Early on the morning of May 2, 2011, the residents of Osama bin Laden's heavily fortified compound were startled awake by the sound of explosions. Bin Laden's daughter Maryam, 20, rushed upstairs to his top-floor bedroom to ask what was going on. "Go downstairs and go back to bed," he told her. Then bin Laden told his wife Amal, "Don't turn on the light."
It was a needless warning. Someone it is still not clear exactly who had taken the sensible precaution of turning off the electricity feeding the neighborhood, thus giving the U.S. Navy SEALs now storming the bin Laden residence in Abbottabad, Pakistan, a large advantage on what was a moonless night. Indeed, the instructions to Amal would be the last words bin Laden would ever utter.

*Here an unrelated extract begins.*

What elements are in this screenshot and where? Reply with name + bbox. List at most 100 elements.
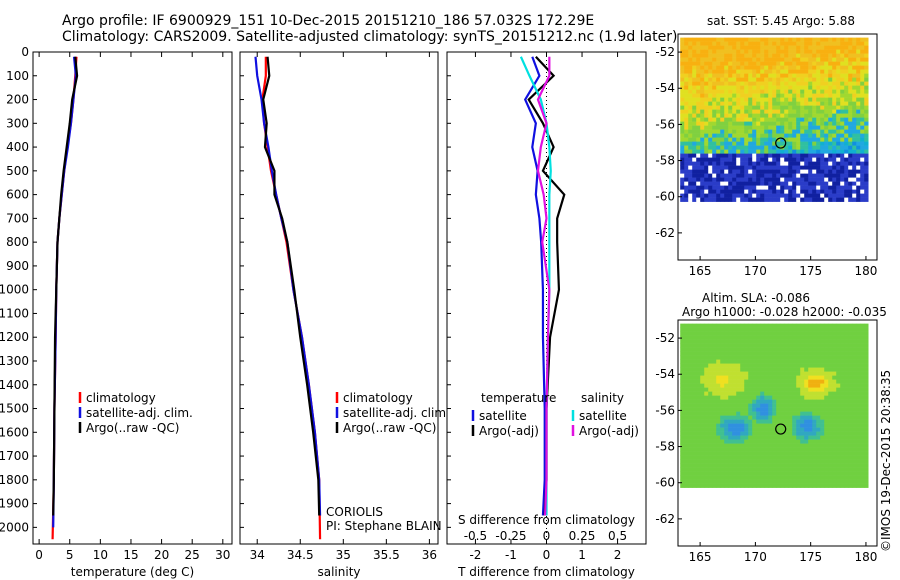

Fifty-six hours earlier, on the other side of the world, the President of the United States had ended months of deliberation by telling his National Security Adviser, "It's a go." From neighboring Afghanistan, a squad of specially trained U.S. commandos had ridden their helicopters low and fast through the mountains before landing, securing the perimeter of the compound and blasting their way through locked metal gates. Three of them were coming up the stairs.
Bin Laden's violent struggle against the U.S. and its allies was about to come to an end. But his life and death in Abbottabad, as drawn from published accounts, interviews with Pakistani investigators and U.S. officials and an examination of some of bin Laden's unpublished writings, as well as an exclusive tour of the compound given to this journalist before it was destroyed by Pakistani authorities, reveal the contradictions that drove America's most wanted enemy and ultimately proved his undoing.
The Floor That Didn't Exist
The compound was a perfect place for a discreet yet comfortable retirement.
Squint a little and the neat houses that climb up the green hills and compact mountains that surround Abbottabad are reminiscent of those in Switzerland. This northern Pakistani city of some 500,000 sits at 4,000 ft. in the foothills of the Himalayas. Enticed by its relatively cool summers and negligible crime rate, a mix of retired army officers and civil servants have been drawn to live in Abbottabad. The vacation high season begins in June, when families from the hot plains of Pakistan arrive to cool off. The golfers among them can play on one of the country's finest courses. The overall feeling is a little more country club than that of the rest of Pakistan's heaving, teeming, smog-filled cities.